I have to agree. I never got into the whole "game" thing with my filly. Honestly, I had to teach her that she was big enough to hurt me, so I treated her like a full grown horse on the ground. I never encouraged her to play with me. I wanted her to look at me as an older horse, like her dam, not like a play mate or another foal. It worked, she had a lot of respect. 

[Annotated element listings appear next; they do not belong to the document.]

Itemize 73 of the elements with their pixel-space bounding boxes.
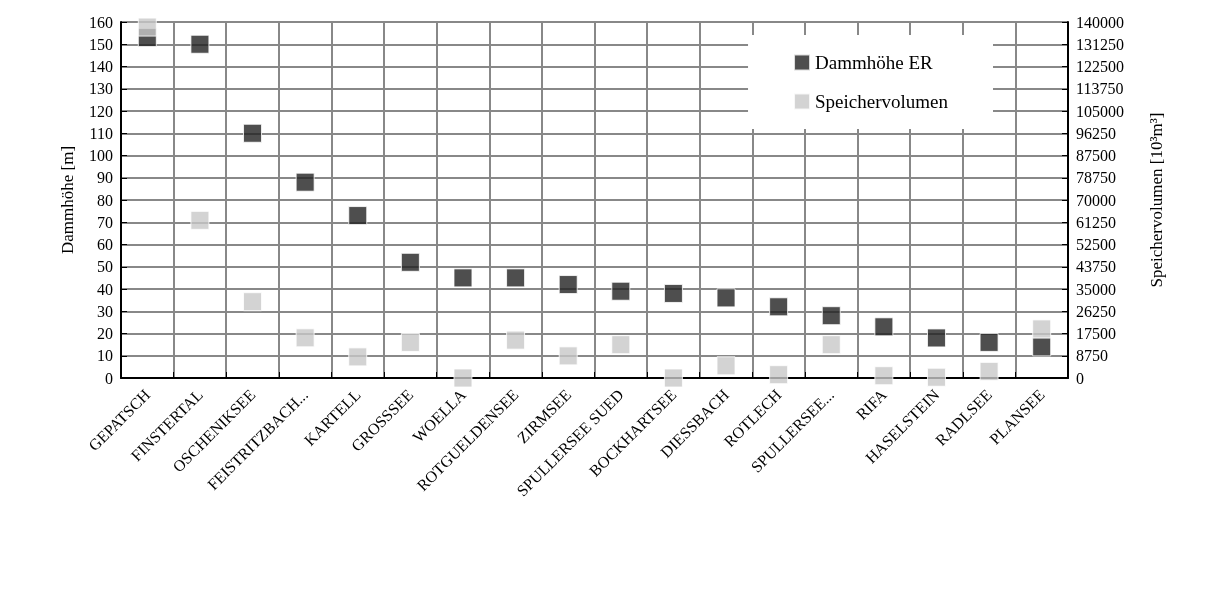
point xyxy=(453,368,473,388)
y-tick-label: 110 xyxy=(89,124,113,142)
point xyxy=(348,347,368,367)
y-tick-label: 30 xyxy=(97,302,113,320)
point xyxy=(558,346,578,366)
point xyxy=(506,330,526,350)
y-tick-label: 140 xyxy=(89,58,113,75)
y2-tick-label: 122500 xyxy=(1076,58,1124,75)
point xyxy=(979,332,999,352)
y-axis-title: Dammhöhe [m] xyxy=(58,145,77,255)
point xyxy=(506,268,526,288)
point xyxy=(243,292,263,312)
point xyxy=(295,328,315,348)
point xyxy=(348,206,368,226)
point xyxy=(1032,319,1052,339)
point xyxy=(769,297,789,317)
point xyxy=(874,317,894,337)
y-tick-label: 160 xyxy=(89,13,113,31)
point xyxy=(821,306,841,326)
legend-label: Dammhöhe ER xyxy=(815,52,934,73)
point xyxy=(769,365,789,385)
y2-tick-label: 17500 xyxy=(1076,325,1116,342)
y-tick-label: 90 xyxy=(97,169,113,187)
point xyxy=(295,172,315,192)
point xyxy=(716,356,736,376)
point xyxy=(611,335,631,355)
point xyxy=(400,332,420,352)
point xyxy=(716,288,736,308)
y2-tick-label: 140000 xyxy=(1076,13,1124,31)
y2-tick-label: 0 xyxy=(1076,369,1084,387)
point xyxy=(926,367,946,387)
point xyxy=(400,252,420,272)
point xyxy=(663,368,683,388)
y2-tick-label: 8750 xyxy=(1076,347,1108,365)
y2-tick-label: 78750 xyxy=(1076,169,1116,187)
point xyxy=(979,361,999,381)
y2-tick-label: 87500 xyxy=(1076,147,1116,164)
point xyxy=(558,275,578,295)
y-tick-label: 150 xyxy=(89,35,113,53)
y2-tick-label: 113750 xyxy=(1076,80,1124,98)
legend-label: Speichervolumen xyxy=(815,91,949,112)
y2-tick-label: 105000 xyxy=(1076,102,1124,120)
point xyxy=(874,366,894,386)
y2-axis-title: Speichervolumen [10³m³] xyxy=(1147,112,1166,288)
point xyxy=(190,34,210,54)
point xyxy=(243,123,263,143)
y-tick-label: 50 xyxy=(97,258,113,276)
point xyxy=(663,283,683,303)
y2-tick-label: 35000 xyxy=(1076,280,1116,298)
point xyxy=(821,335,841,355)
y2-tick-label: 96250 xyxy=(1076,124,1116,142)
y-tick-label: 70 xyxy=(97,213,113,231)
y2-tick-label: 43750 xyxy=(1076,258,1116,276)
y2-tick-label: 70000 xyxy=(1076,191,1116,209)
y2-tick-label: 131250 xyxy=(1076,35,1124,53)
y-tick-label: 10 xyxy=(97,347,113,365)
y-tick-label: 130 xyxy=(89,80,113,98)
y-tick-label: 0 xyxy=(105,369,113,387)
point xyxy=(453,268,473,288)
point xyxy=(190,210,210,230)
point xyxy=(926,328,946,348)
y-tick-label: 120 xyxy=(89,102,113,120)
y-tick-label: 40 xyxy=(97,280,113,298)
y2-tick-label: 26250 xyxy=(1076,302,1116,320)
y2-tick-label: 61250 xyxy=(1076,213,1116,231)
y-tick-label: 100 xyxy=(89,147,113,164)
y-tick-label: 20 xyxy=(97,325,113,342)
point xyxy=(137,17,157,37)
point xyxy=(1032,337,1052,357)
y2-tick-label: 52500 xyxy=(1076,236,1116,253)
point xyxy=(611,281,631,301)
y-tick-label: 60 xyxy=(97,236,113,253)
y-tick-label: 80 xyxy=(97,191,113,209)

I taught this stuff my filly's yearling year:
-Tying (without pulling back or panic)
-Leading (forward, back, yielding hind quarters, etc)
-Brush everywhere calmly 
-Touching ears. Honestly I used to play with my filly's ears all the time to get her used to it. I could scratch them like you would a dogs.
-Pick up all 4 feet and clean them with a hoofpick (including "tapping" the sides with the hoofpick to get them used to tapping, in case they need shoes)
-Bathe calmly
-If I had a trailer, I would have taught her to load and trailer calmly.
-Basics of lunging. (mostly for respect)
-Controlling fear.
-Staying out of my space.
-Going for walks.
-Desensitizing to loud noises.
-Sacking out (blankets, bags, saddle, etc)
-Yielding head on the ground and basic bending
-Clippers (all over) including ears, feet, bridle path and nose.


----------



## Lauren Woodard (Jul 7, 2010)

The words "join-up" don't mean run around. You're missing the point there. And every time you get your horse you're asking that he join up with you as in: go where you want and do as you ask willing. That's what join up means.


----------